The food aid is geared towards families suffering from the economic challenges due to Covid-19, particularly households with children affected by HIV and people at risk of contracting HIV.
The food aid is being rolled out in all the regions across the country with the exception of Khomas and the Hardap region.
The support provided is valued at N$6 million.
Victoria Shimwandi, a beneficiary of the programme, said the food has been of great help in her life, as she no longer worries about purchasing maize meal.
“It really helped me a lot. I no longer struggle for maize. With the little I have I buy relish,” said Shimwandi.
Shimwandi said the food sustains her daughter and grandchild.
Speaking at the handover of the food donation, deputy chief of mission, Jessica Long said Namibia vulnerability assessment committee already in 2019 indicated that 42% of households were already severely food insecure.
She said the assessment suggested a significant increase in the number of people in need of urgent action to protect their livelihoods and increase food access.

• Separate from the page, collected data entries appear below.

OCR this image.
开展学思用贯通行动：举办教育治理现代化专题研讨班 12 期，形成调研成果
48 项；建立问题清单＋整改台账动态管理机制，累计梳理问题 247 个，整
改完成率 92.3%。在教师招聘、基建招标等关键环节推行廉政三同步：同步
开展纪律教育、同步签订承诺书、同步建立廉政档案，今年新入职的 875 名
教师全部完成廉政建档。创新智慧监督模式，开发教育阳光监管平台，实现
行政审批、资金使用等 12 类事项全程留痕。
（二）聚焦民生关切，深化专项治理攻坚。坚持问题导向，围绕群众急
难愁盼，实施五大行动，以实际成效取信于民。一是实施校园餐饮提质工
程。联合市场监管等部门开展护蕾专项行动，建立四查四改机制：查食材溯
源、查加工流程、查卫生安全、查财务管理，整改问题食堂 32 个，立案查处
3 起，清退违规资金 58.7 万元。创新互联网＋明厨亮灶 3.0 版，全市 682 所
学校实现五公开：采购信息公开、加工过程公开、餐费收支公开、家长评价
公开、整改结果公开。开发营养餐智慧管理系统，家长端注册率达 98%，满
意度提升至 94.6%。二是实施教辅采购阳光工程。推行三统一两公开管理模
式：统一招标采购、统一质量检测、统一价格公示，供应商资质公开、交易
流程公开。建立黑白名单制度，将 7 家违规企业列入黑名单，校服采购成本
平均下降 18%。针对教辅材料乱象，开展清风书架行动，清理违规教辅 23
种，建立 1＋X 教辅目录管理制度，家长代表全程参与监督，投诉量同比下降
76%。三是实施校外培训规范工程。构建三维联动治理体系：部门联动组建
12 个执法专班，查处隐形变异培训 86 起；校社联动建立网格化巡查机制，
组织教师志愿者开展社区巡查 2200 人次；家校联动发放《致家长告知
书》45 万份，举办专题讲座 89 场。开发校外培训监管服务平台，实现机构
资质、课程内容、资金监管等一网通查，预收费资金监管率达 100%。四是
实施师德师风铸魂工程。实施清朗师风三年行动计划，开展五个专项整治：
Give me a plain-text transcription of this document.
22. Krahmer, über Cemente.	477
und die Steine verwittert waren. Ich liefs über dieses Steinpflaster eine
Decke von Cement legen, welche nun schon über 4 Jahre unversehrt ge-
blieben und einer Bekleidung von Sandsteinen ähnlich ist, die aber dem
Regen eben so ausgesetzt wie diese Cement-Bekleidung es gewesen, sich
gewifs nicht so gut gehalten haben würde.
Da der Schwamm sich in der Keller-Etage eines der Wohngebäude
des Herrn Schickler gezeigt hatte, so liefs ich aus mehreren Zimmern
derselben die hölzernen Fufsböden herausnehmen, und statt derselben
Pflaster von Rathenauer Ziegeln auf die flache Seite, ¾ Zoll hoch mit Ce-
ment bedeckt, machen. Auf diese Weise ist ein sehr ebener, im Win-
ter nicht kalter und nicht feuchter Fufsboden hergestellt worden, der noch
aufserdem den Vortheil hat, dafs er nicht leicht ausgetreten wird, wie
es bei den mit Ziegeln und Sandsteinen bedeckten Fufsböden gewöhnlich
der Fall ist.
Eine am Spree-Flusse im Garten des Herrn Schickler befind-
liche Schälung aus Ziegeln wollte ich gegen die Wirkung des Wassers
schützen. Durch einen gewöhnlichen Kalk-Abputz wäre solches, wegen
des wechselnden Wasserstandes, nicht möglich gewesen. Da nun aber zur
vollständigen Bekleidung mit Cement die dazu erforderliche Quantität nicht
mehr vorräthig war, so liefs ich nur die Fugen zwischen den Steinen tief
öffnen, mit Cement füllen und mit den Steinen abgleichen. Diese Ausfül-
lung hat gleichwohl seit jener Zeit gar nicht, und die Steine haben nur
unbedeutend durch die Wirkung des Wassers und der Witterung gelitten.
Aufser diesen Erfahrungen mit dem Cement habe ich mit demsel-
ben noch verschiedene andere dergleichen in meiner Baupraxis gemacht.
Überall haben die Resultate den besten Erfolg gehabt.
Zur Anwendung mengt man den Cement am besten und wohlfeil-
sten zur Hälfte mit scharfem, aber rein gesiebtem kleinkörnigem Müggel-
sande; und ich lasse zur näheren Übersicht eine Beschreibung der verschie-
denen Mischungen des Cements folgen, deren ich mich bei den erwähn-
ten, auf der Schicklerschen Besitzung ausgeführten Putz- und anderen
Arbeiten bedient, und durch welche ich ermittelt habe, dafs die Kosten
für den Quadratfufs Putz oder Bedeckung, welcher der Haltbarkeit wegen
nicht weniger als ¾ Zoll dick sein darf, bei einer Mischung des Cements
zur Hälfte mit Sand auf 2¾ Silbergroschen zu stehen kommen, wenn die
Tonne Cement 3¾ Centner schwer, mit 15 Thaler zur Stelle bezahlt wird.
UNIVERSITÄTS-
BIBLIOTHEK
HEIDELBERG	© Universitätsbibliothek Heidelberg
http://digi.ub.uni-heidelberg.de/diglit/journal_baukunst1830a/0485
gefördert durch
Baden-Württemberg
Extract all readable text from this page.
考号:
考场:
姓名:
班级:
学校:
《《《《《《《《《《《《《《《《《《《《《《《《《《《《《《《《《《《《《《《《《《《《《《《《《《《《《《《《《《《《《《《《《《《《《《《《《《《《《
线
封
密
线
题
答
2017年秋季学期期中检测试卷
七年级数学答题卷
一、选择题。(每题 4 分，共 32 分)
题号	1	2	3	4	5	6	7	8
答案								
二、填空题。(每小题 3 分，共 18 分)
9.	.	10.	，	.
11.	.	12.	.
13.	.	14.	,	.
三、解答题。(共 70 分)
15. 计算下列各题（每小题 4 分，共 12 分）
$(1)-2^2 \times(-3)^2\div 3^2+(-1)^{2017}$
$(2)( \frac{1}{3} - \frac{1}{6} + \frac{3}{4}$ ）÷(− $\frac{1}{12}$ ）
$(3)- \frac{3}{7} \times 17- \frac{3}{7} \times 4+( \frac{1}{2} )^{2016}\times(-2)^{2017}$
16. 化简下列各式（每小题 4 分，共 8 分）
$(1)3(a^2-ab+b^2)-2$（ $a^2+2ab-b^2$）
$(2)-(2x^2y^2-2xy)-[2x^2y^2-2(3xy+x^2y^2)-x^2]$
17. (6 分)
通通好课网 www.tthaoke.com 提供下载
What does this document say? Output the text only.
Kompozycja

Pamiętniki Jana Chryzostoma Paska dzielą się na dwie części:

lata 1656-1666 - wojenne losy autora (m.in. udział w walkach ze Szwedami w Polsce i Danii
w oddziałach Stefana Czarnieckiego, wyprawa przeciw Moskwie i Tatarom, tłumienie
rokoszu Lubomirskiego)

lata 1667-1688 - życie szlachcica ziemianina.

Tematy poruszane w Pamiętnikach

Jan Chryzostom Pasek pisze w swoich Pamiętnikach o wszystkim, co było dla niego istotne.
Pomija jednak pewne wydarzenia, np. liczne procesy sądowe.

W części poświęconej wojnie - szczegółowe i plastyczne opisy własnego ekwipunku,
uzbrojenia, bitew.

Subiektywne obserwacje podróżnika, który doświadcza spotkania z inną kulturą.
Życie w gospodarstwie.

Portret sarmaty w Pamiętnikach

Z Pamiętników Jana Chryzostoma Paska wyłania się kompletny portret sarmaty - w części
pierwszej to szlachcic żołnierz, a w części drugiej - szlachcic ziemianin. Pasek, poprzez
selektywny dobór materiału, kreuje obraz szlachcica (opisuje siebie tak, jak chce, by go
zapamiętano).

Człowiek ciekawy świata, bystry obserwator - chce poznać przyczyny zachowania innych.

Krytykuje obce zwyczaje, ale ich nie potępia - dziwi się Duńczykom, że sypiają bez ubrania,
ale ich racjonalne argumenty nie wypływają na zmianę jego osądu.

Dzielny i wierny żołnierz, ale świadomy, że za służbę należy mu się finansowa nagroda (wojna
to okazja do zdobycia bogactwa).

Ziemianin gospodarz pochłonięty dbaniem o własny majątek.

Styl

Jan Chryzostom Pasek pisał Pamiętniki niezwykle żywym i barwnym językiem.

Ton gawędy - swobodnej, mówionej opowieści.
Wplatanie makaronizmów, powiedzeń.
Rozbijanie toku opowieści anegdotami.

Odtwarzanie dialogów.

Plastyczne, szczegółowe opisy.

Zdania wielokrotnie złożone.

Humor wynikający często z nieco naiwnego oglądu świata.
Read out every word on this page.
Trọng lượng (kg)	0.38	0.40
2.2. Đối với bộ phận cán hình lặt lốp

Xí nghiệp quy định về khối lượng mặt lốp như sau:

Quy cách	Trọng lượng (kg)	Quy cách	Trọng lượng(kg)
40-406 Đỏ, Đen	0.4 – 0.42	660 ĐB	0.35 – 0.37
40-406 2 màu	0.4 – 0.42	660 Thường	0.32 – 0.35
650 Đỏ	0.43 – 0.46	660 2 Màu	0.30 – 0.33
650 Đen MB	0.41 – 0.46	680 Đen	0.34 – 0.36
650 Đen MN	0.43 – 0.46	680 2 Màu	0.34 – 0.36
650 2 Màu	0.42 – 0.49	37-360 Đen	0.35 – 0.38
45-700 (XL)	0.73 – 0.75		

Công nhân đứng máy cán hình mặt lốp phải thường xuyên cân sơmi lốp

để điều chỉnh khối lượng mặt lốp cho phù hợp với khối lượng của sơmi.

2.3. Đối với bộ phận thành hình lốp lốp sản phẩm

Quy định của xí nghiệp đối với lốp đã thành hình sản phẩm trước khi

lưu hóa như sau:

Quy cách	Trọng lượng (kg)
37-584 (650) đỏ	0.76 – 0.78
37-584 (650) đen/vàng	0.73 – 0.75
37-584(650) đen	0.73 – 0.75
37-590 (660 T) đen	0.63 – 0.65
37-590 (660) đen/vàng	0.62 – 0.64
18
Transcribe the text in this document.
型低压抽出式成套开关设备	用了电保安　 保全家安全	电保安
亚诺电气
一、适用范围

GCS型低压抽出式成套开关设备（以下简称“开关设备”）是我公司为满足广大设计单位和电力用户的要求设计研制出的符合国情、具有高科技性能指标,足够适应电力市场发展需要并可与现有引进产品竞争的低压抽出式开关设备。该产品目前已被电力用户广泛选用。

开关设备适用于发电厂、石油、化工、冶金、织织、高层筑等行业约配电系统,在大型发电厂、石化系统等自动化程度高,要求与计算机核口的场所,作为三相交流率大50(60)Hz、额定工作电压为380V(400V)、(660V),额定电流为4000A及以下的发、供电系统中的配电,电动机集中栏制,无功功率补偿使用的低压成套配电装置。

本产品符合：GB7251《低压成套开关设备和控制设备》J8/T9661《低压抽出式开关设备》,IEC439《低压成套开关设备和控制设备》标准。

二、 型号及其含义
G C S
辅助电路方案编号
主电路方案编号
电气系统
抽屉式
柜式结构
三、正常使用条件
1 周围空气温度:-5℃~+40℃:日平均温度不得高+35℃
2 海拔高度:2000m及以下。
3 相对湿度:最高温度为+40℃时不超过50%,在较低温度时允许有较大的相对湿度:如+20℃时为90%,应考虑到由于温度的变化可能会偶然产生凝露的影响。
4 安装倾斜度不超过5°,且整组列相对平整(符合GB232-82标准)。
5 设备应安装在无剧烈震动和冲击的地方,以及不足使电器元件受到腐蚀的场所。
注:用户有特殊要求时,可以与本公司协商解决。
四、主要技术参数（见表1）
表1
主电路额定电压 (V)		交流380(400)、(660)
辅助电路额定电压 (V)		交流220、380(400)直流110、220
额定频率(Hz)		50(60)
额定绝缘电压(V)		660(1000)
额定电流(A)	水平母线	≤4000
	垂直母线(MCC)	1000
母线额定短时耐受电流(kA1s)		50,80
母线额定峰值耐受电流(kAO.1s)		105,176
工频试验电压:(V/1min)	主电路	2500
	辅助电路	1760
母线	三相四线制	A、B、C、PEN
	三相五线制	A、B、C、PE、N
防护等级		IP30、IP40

She said the situation is further exacerbated by natural disasters such as drought and pandemics such as Covid-19, which have further increased household vulnerability.
“We know that years of drought have left families and communities in dire straits and that the effects of Covid-19 on the economy have further exasperated the situation by leaving many people unemployed,” said Long.
On the HIV front, Long said the country is close to reaching the 95-95-95 milestone.
This translates to that 95% of the people know their status, are on treatment and their viral load suppressed.
With these food items, people will more likely adhere to HIV and TB treatment, as there is evidence to prove that people who have access to food and nutrition are more likely to adhere to HIV and TB treatment and prevent HIV transmission.
“So access to food leads to a reduction in morbidity and mortality among people living with HIV,” said Long.
Long further stressed that with the food vouchers, communities can now support local retailers and cut on transportation cost, leaving more money for the needy families.